HD 52265 b / Cayahuanca

Discovery
- Discovered by: Butler et al. and Naef et al.
- Discovery site: Keck Observatory and La Silla Observatory
- Discovery date: 2000
- Detection method: Doppler spectroscopy

Orbital characteristics
- Semi-major axis: 0.520±0.009 AU
- Eccentricity: 0.27±0.02
- Orbital period (sidereal): 119.27±0.02 d
- Argument of perihelion: 242±3 º
- Semi-amplitude: 42.97±0.70 m/s
- Star: HD 52265

Physical characteristics
- Mass: ≥1.21±0.05 M_{J}

= HD 52265 b =

Gas giant exoplanet in the constellation Monoceros

HD 52265 b, formally named Cayahuanca, is a gas giant exoplanet located approximately 98 light-years away in the constellation of Monoceros, orbiting the star HD 52265. The planet has a minimum mass slightly more than that of Jupiter.
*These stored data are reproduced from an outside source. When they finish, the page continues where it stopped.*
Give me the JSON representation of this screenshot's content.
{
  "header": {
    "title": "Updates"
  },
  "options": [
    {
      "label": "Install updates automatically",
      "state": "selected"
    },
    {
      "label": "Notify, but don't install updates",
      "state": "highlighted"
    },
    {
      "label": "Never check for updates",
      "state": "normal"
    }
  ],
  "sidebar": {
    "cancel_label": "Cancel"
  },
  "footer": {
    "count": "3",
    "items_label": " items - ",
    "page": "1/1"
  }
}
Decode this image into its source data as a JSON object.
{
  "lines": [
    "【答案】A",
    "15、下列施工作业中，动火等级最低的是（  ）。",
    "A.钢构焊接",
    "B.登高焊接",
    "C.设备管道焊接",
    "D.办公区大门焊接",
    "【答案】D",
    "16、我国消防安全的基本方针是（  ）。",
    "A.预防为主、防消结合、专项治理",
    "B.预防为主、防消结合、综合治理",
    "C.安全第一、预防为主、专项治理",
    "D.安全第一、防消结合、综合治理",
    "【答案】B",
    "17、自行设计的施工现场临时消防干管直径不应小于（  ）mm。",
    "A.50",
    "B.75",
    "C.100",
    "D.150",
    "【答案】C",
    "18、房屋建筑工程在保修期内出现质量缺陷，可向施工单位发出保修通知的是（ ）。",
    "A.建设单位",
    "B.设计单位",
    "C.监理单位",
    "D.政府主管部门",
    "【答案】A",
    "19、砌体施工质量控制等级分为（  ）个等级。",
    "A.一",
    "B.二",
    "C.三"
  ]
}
Mean distance between the planet and the star is half that of Earth from the Sun. It was discovered by both the California and Carnegie Planet Search team and the Geneva Extrasolar Planet Search team independently of each other. By studying the fluctuations of the brightness of a host star, the inclination of the star's equator was determined. This allowed to calculate its true mass, assuming that the planet orbits in the plane of the star's equator.
== Naming ==
The planet HD 52265 b is named Cayahuanca. The name was selected in the NameExoWorlds campaign by El Salvador, during the 100th anniversary of the IAU. Cayahuanca means 'the rock looking at the stars' in the native Nahuat language.